If our market capitalization drops significantly below the amount of net equity recorded on our balance sheet, it might indicate a decline in our fair value and would require us to further evaluate whether our goodwill has been impaired. If the fair value of our reporting units is less than their carrying value, we could be required to record an impairment charge. The amount of any impairment could be significant and could have a material adverse impact on our financial position and results of operations for the period in which the charge is taken. For a further discussion of goodwill impairment testing, please see Item 7- Management’s Discussion and Analysis of Financial Condition and Results of Operations below.

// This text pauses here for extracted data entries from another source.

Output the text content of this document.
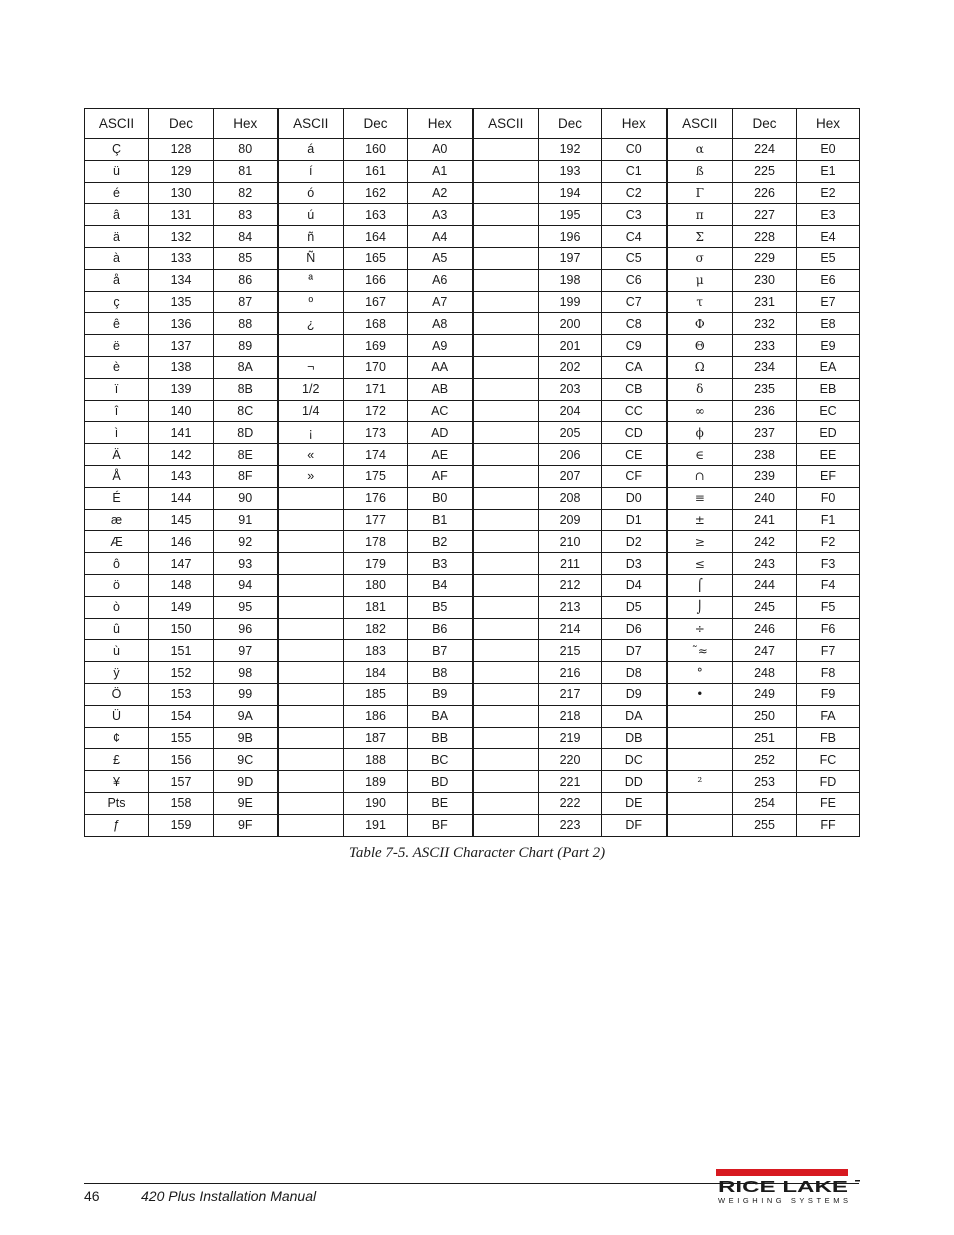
ASCII	Dec	Hex	ASCII	Dec	Hex	ASCII	Dec	Hex	ASCII	Dec	Hex
Ç	128	80	á	160	A0		192	C0	α	224	E0
ü	129	81	í	161	A1		193	C1	ß	225	E1
é	130	82	ó	162	A2		194	C2	Γ	226	E2
â	131	83	ú	163	A3		195	C3	π	227	E3
ä	132	84	ñ	164	A4		196	C4	Σ	228	E4
à	133	85	Ñ	165	A5		197	C5	σ	229	E5
å	134	86	ª	166	A6		198	C6	μ	230	E6
ç	135	87	º	167	A7		199	C7	τ	231	E7
ê	136	88	¿	168	A8		200	C8	Φ	232	E8
ë	137	89		169	A9		201	C9	Θ	233	E9
è	138	8A	¬	170	AA		202	CA	Ω	234	EA
ï	139	8B	1/2	171	AB		203	CB	δ	235	EB
î	140	8C	1/4	172	AC		204	CC	∞	236	EC
ì	141	8D	¡	173	AD		205	CD	ϕ	237	ED
Ä	142	8E	«	174	AE		206	CE	∈	238	EE
Å	143	8F	»	175	AF		207	CF	∩	239	EF
É	144	90		176	B0		208	D0	≡	240	F0
æ	145	91		177	B1		209	D1	±	241	F1
Æ	146	92		178	B2		210	D2	≥	242	F2
ô	147	93		179	B3		211	D3	≤	243	F3
ö	148	94		180	B4		212	D4	⌠	244	F4
ò	149	95		181	B5		213	D5	⌡	245	F5
û	150	96		182	B6		214	D6	÷	246	F6
ù	151	97		183	B7		215	D7	˜≈	247	F7
ÿ	152	98		184	B8		216	D8	°	248	F8
Ö	153	99		185	B9		217	D9	•	249	F9
Ü	154	9A		186	BA		218	DA		250	FA
¢	155	9B		187	BB		219	DB		251	FB
£	156	9C		188	BC		220	DC		252	FC
¥	157	9D		189	BD		221	DD	²	253	FD
Pts	158	9E		190	BE		222	DE		254	FE
ƒ	159	9F		191	BF		223	DF		255	FF
Table 7-5. ASCII Character Chart (Part 2)
46	420 Plus Installation Manual	RICE LAKE
WEIGHING SYSTEMS
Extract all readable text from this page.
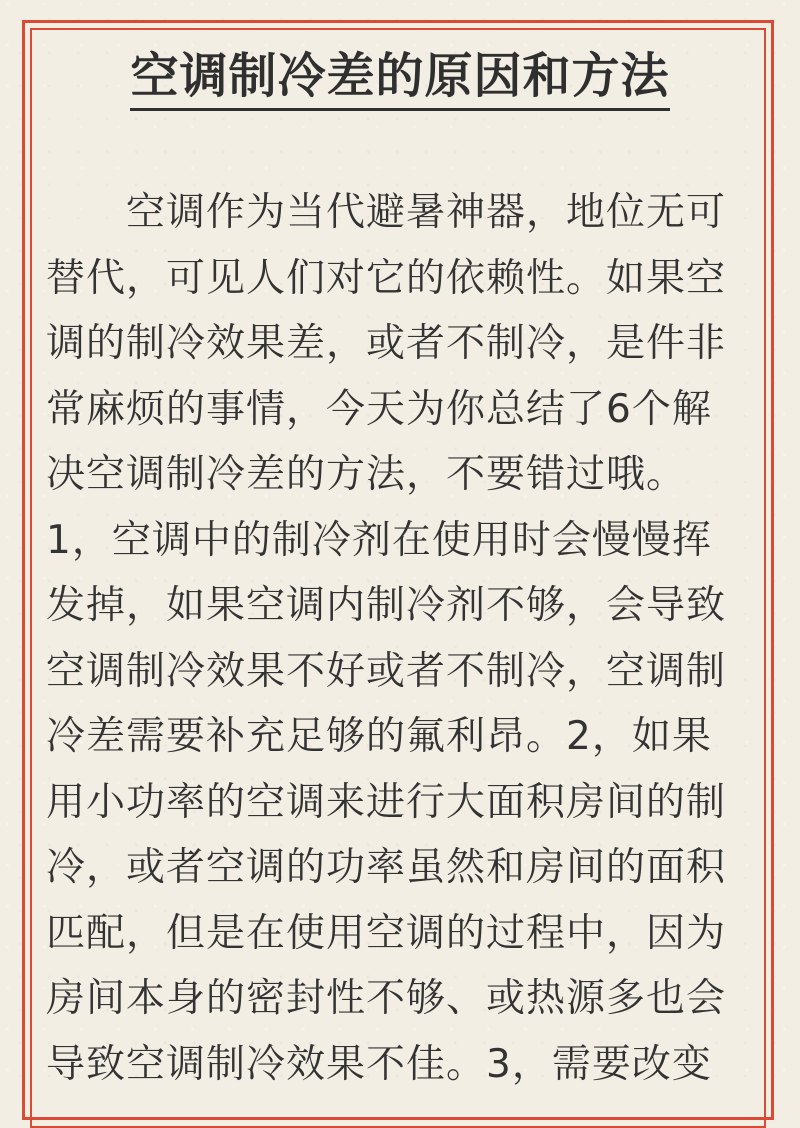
空调制冷差的原因和方法

空调作为当代避暑神器，地位无可替代，可见人们对它的依赖性。如果空调的制冷效果差，或者不制冷，是件非常麻烦的事情，今天为你总结了6个解决空调制冷差的方法，不要错过哦。1，空调中的制冷剂在使用时会慢慢挥发掉，如果空调内制冷剂不够，会导致空调制冷效果不好或者不制冷，空调制冷差需要补充足够的氟利昂。2，如果用小功率的空调来进行大面积房间的制冷，或者空调的功率虽然和房间的面积匹配，但是在使用空调的过程中，因为房间本身的密封性不够、或热源多也会导致空调制冷效果不佳。3，需要改变
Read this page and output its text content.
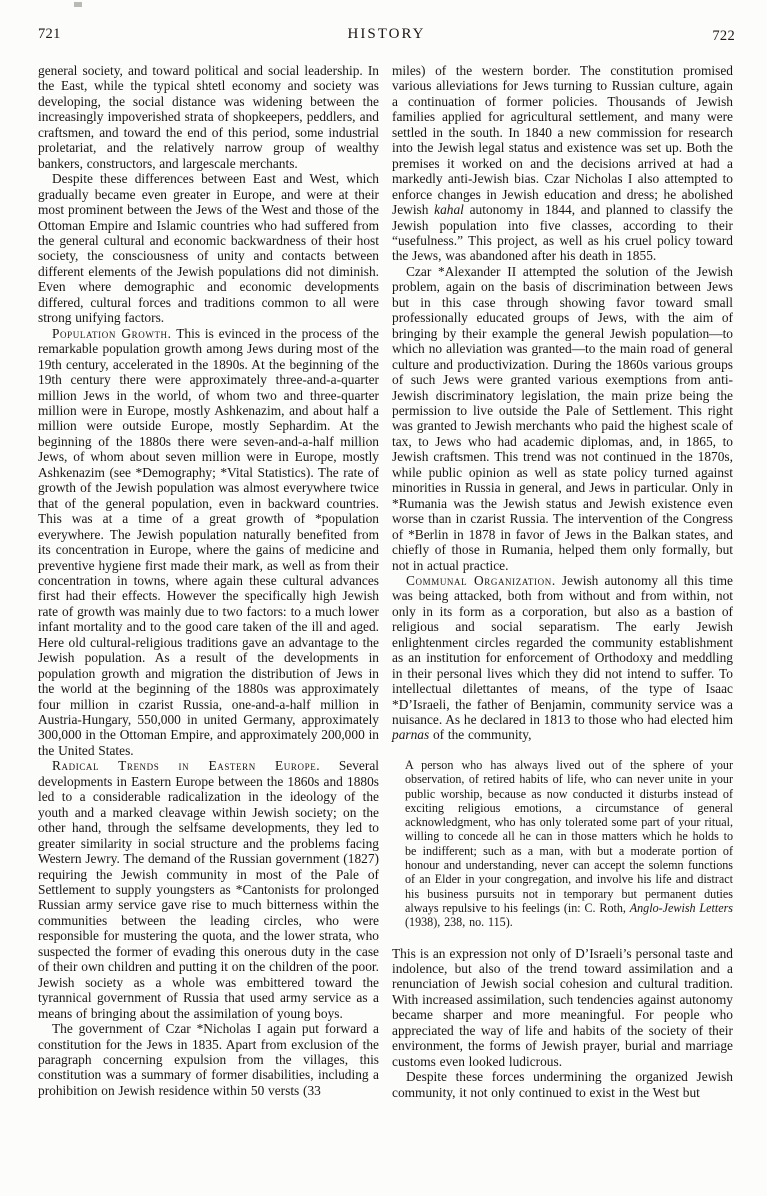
721	HISTORY	722

general society, and toward political and social leadership. In the East, while the typical shtetl economy and society was developing, the social distance was widening between the increasingly impoverished strata of shopkeepers, peddlers, and craftsmen, and toward the end of this period, some industrial proletariat, and the relatively narrow group of wealthy bankers, constructors, and largescale merchants.

Despite these differences between East and West, which gradually became even greater in Europe, and were at their most prominent between the Jews of the West and those of the Ottoman Empire and Islamic countries who had suffered from the general cultural and economic backwardness of their host society, the consciousness of unity and contacts between different elements of the Jewish populations did not diminish. Even where demographic and economic developments differed, cultural forces and traditions common to all were strong unifying factors.

Population Growth. This is evinced in the process of the remarkable population growth among Jews during most of the 19th century, accelerated in the 1890s. At the beginning of the 19th century there were approximately three-and-a-quarter million Jews in the world, of whom two and three-quarter million were in Europe, mostly Ashkenazim, and about half a million were outside Europe, mostly Sephardim. At the beginning of the 1880s there were seven-and-a-half million Jews, of whom about seven million were in Europe, mostly Ashkenazim (see *Demography; *Vital Statistics). The rate of growth of the Jewish population was almost everywhere twice that of the general population, even in backward countries. This was at a time of a great growth of *population everywhere. The Jewish population naturally benefited from its concentration in Europe, where the gains of medicine and preventive hygiene first made their mark, as well as from their concentration in towns, where again these cultural advances first had their effects. However the specifically high Jewish rate of growth was mainly due to two factors: to a much lower infant mortality and to the good care taken of the ill and aged. Here old cultural-religious traditions gave an advantage to the Jewish population. As a result of the developments in population growth and migration the distribution of Jews in the world at the beginning of the 1880s was approximately four million in czarist Russia, one-and-a-half million in Austria-Hungary, 550,000 in united Germany, approximately 300,000 in the Ottoman Empire, and approximately 200,000 in the United States.

Radical Trends in Eastern Europe. Several developments in Eastern Europe between the 1860s and 1880s led to a considerable radicalization in the ideology of the youth and a marked cleavage within Jewish society; on the other hand, through the selfsame developments, they led to greater similarity in social structure and the problems facing Western Jewry. The demand of the Russian government (1827) requiring the Jewish community in most of the Pale of Settlement to supply youngsters as *Cantonists for prolonged Russian army service gave rise to much bitterness within the communities between the leading circles, who were responsible for mustering the quota, and the lower strata, who suspected the former of evading this onerous duty in the case of their own children and putting it on the children of the poor. Jewish society as a whole was embittered toward the tyrannical government of Russia that used army service as a means of bringing about the assimilation of young boys.

The government of Czar *Nicholas I again put forward a constitution for the Jews in 1835. Apart from exclusion of the paragraph concerning expulsion from the villages, this constitution was a summary of former disabilities, including a prohibition on Jewish residence within 50 versts (33

miles) of the western border. The constitution promised various alleviations for Jews turning to Russian culture, again a continuation of former policies. Thousands of Jewish families applied for agricultural settlement, and many were settled in the south. In 1840 a new commission for research into the Jewish legal status and existence was set up. Both the premises it worked on and the decisions arrived at had a markedly anti-Jewish bias. Czar Nicholas I also attempted to enforce changes in Jewish education and dress; he abolished Jewish kahal autonomy in 1844, and planned to classify the Jewish population into five classes, according to their “usefulness.” This project, as well as his cruel policy toward the Jews, was abandoned after his death in 1855.

Czar *Alexander II attempted the solution of the Jewish problem, again on the basis of discrimination between Jews but in this case through showing favor toward small professionally educated groups of Jews, with the aim of bringing by their example the general Jewish population—to which no alleviation was granted—to the main road of general culture and productivization. During the 1860s various groups of such Jews were granted various exemptions from anti-Jewish discriminatory legislation, the main prize being the permission to live outside the Pale of Settlement. This right was granted to Jewish merchants who paid the highest scale of tax, to Jews who had academic diplomas, and, in 1865, to Jewish craftsmen. This trend was not continued in the 1870s, while public opinion as well as state policy turned against minorities in Russia in general, and Jews in particular. Only in *Rumania was the Jewish status and Jewish existence even worse than in czarist Russia. The intervention of the Congress of *Berlin in 1878 in favor of Jews in the Balkan states, and chiefly of those in Rumania, helped them only formally, but not in actual practice.

Communal Organization. Jewish autonomy all this time was being attacked, both from without and from within, not only in its form as a corporation, but also as a bastion of religious and social separatism. The early Jewish enlightenment circles regarded the community establishment as an institution for enforcement of Orthodoxy and meddling in their personal lives which they did not intend to suffer. To intellectual dilettantes of means, of the type of Isaac *D’Israeli, the father of Benjamin, community service was a nuisance. As he declared in 1813 to those who had elected him parnas of the community,

A person who has always lived out of the sphere of your observation, of retired habits of life, who can never unite in your public worship, because as now conducted it disturbs instead of exciting religious emotions, a circumstance of general acknowledgment, who has only tolerated some part of your ritual, willing to concede all he can in those matters which he holds to be indifferent; such as a man, with but a moderate portion of honour and understanding, never can accept the solemn functions of an Elder in your congregation, and involve his life and distract his business pursuits not in temporary but permanent duties always repulsive to his feelings (in: C. Roth, Anglo-Jewish Letters (1938), 238, no. 115).

This is an expression not only of D’Israeli’s personal taste and indolence, but also of the trend toward assimilation and a renunciation of Jewish social cohesion and cultural tradition. With increased assimilation, such tendencies against autonomy became sharper and more meaningful. For people who appreciated the way of life and habits of the society of their environment, the forms of Jewish prayer, burial and marriage customs even looked ludicrous.

Despite these forces undermining the organized Jewish community, it not only continued to exist in the West but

Impairment of long-lived assets or restructuring activities may require us to record a significant charge to earnings.
Our long-lived assets, including our lease right-of-use assets, equity investments and other, are subject to periodic testing for impairment. Failure to achieve sufficient levels of cash flow at the asset group level could result in impairment of our long-lived assets. Further changes in the business environment could lead to changes in the scope of operations of our business. These changes, including the closure of one or more offices, could result in restructuring and/or asset impairment charges. The COVID-19 pandemic raises the possibility of an extended global economic downturn which increase the risk of long-lived asset impairment charges.
We may be required to contribute additional cash to meet any underfunded benefit obligations associated with retirement and post-retirement benefit plans we manage.
We have various employee benefit plan obligations that require us to make contributions to satisfy, over time, our underfunded benefit obligations, which are generally determined by calculating the projected benefit obligations minus the fair value of plan assets. For example, as of October 2, 2020 and September 27, 2019, our defined benefit pension and post-retirement benefit plans were underfunded by $400.4 million and $399.8 million, respectively. See Note 13- Pension and Other Postretirement Benefit Plans in the Notes to Consolidated Financial Statements beginning on page F-1 of this Annual Report on Form 10-K for additional disclosure. In the future, our benefit plan obligations may increase or decrease depending on changes in the levels of interest rates, pension plan asset performance and other factors. If we are required to contribute a significant amount of the deficit for underfunded benefit plans, our cash flows could be materially and adversely affected.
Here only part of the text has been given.